Parte considerável da força de trabalho
agrícola foi deslocada para grandes centros urbanos,
pois as indústrias com máquinas a vapor
concorriam mais eficientemente com as manufaturas domésticas
tradicionais, com economias de escala e maior produtividade
por trabalhador resultantes das novas tecnologias. A superpopulação
urbana em áreas com pouca infra-estrutura provocou
aumentos dramáticos na mortalidade infantil, na
criminalidade e na miséria.
A
transição para a industrialização
foi sofrida para os trabalhadores, que se sentiam explorados
e viam seus empregos ameaçados pelas novas máquinas.
Era freqüente a sabotagem de fábricas por
trabalhadores, chamados ludistas.
A
Inglaterra é considerada o berço da Revolução
Industrial.
História
recente
O
Ato de União de 1800 assimilou formalmente a Irlanda
no sistema político britânico e criou o Reino
Unido da Grã-Bretanha e Irlanda a partir de 1º
de janeiro de 1801, unindo Inglaterra, País de
Gales, Irlanda e Escócia.
A
Inglaterra, então, já não existia
como ente político independente, mas a região
continuou a ser altamente influente no Reino Unido, cujos
dirigentes políticos e econômicos eram, em
sua maioria, de origem inglesa. Londres seguiu sendo o
centro político e econômico do reino e uma
das maiores cidades do mundo.
Durante
o século XIX, as classes trabalhadoras organizaram-se
em corporações e sindicatos, inicialmente
reprimidos mas cuja existência terminou por ser
reconhecida.
As
revoluções que convulsionaram o continente
europeu durante os anos 1840 não contaminaram a
Inglaterra - o reino da Rainha Vitória foi, em
grande medida, consensual, apesar das disparidades de
padrão de vida entre ricos e pobres.
O
Tratado Anglo-Irlandês de 1921 reconheceu o Estado
Livre da Irlanda (hoje a República da Irlanda)
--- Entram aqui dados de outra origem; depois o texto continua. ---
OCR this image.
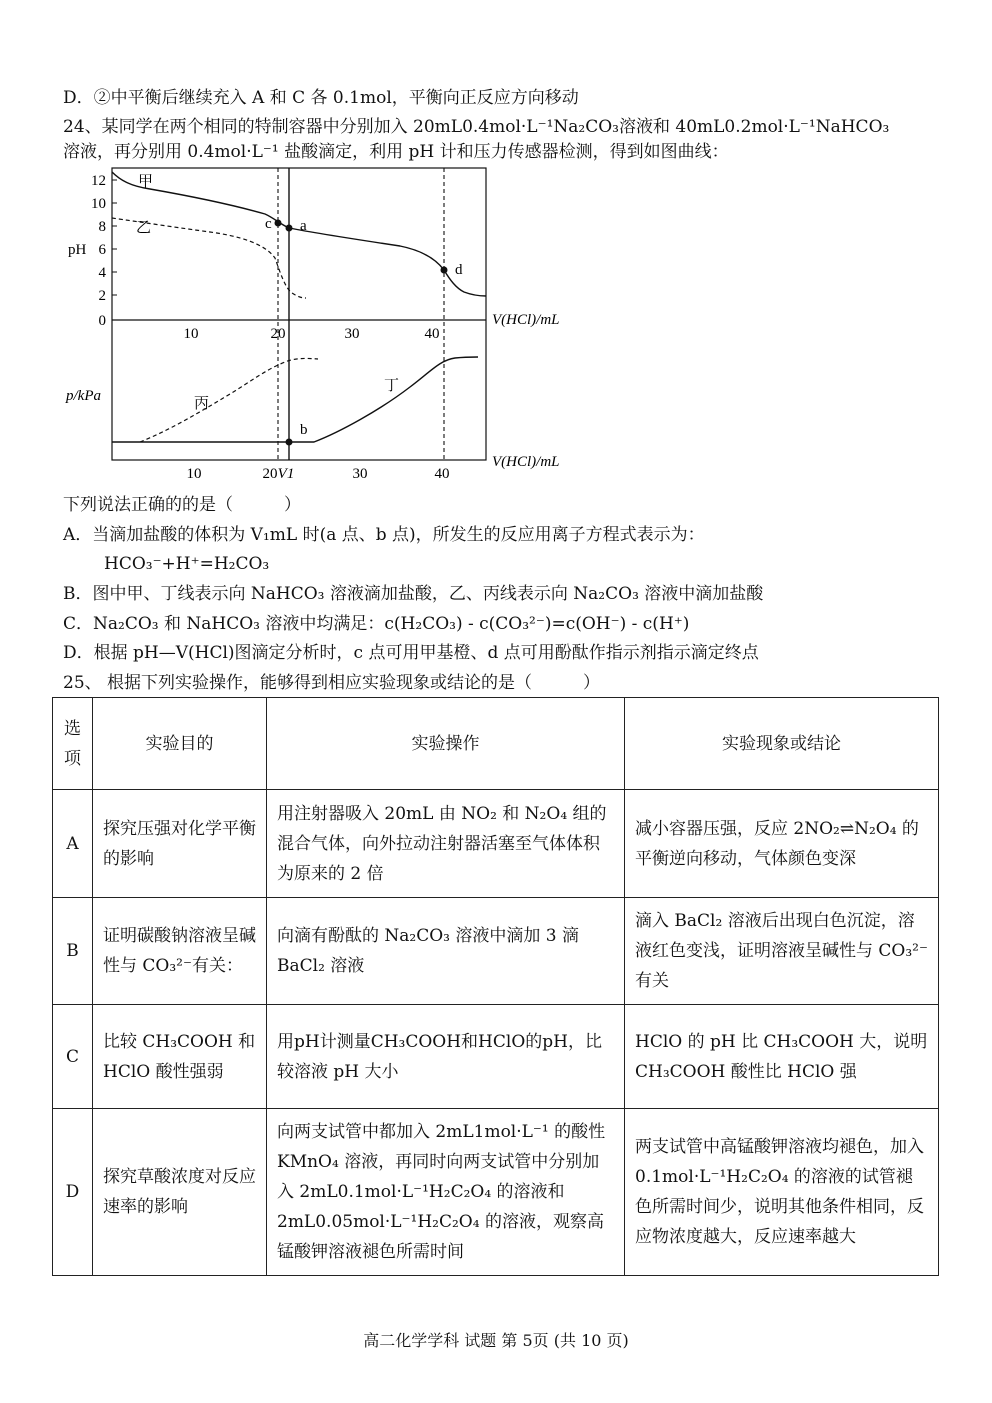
D．②中平衡后继续充入 A 和 C 各 0.1mol，平衡向正反应方向移动
24、某同学在两个相同的特制容器中分别加入 20mL0.4mol·L⁻¹Na₂CO₃溶液和 40mL0.2mol·L⁻¹NaHCO₃
溶液，再分别用 0.4mol·L⁻¹ 盐酸滴定，利用 pH 计和压力传感器检测，得到如图曲线：
12
10
8
6
4
2
0
pH
10	20	30	40
V(HCl)/mL
c a
d
b
甲
乙
丙
丁
p/kPa
10	20 V1	30	40
V(HCl)/mL
下列说法正确的的是（　　　）
A．当滴加盐酸的体积为 V₁mL 时(a 点、b 点)，所发生的反应用离子方程式表示为：
HCO₃⁻+H⁺=H₂CO₃
B．图中甲、丁线表示向 NaHCO₃ 溶液滴加盐酸，乙、丙线表示向 Na₂CO₃ 溶液中滴加盐酸
C．Na₂CO₃ 和 NaHCO₃ 溶液中均满足：c(H₂CO₃) - c(CO₃²⁻)=c(OH⁻) - c(H⁺)
D．根据 pH—V(HCl)图滴定分析时，c 点可用甲基橙、d 点可用酚酞作指示剂指示滴定终点
25、 根据下列实验操作，能够得到相应实验现象或结论的是（　　　）
选项	实验目的	实验操作	实验现象或结论
A	探究压强对化学平衡的影响	用注射器吸入 20mL 由 NO₂ 和 N₂O₄ 组的混合气体，向外拉动注射器活塞至气体体积为原来的 2 倍	减小容器压强，反应 2NO₂⇌N₂O₄ 的平衡逆向移动，气体颜色变深
B	证明碳酸钠溶液呈碱性与 CO₃²⁻有关：	向滴有酚酞的 Na₂CO₃ 溶液中滴加 3 滴 BaCl₂ 溶液	滴入 BaCl₂ 溶液后出现白色沉淀，溶液红色变浅，证明溶液呈碱性与 CO₃²⁻有关
C	比较 CH₃COOH 和 HClO 酸性强弱	用pH计测量CH₃COOH和HClO的pH，比较溶液 pH 大小	HClO 的 pH 比 CH₃COOH 大，说明 CH₃COOH 酸性比 HClO 强
D	探究草酸浓度对反应速率的影响	向两支试管中都加入 2mL1mol·L⁻¹ 的酸性 KMnO₄ 溶液，再同时向两支试管中分别加入 2mL0.1mol·L⁻¹H₂C₂O₄ 的溶液和 2mL0.05mol·L⁻¹H₂C₂O₄ 的溶液，观察高锰酸钾溶液褪色所需时间	两支试管中高锰酸钾溶液均褪色，加入 0.1mol·L⁻¹H₂C₂O₄ 的溶液的试管褪色所需时间少，说明其他条件相同，反应物浓度越大，反应速率越大
高二化学学科 试题 第 5页 (共 10 页)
como um país independente, permanecendo a Irlanda
do Norte sob controle do Reino Unido, cujo nome oficial
passou a sser Reino Unido da Grã-Bretanha e Irlanda
do Norte.
Com
o bombardeio aéreo alemão durante a Segunda
Guerra Mundial, várias cidades inglesas foram seriamente
danificadas e a infra-estrutura do país sofreu
estragos graves. A Inglaterra recuperou-se rapidamente
no pós-guerra e, embora seu poder e influência
internacionais relativos tenham declinado, continua a
ter um papel central nas das Ilhas Britânicas.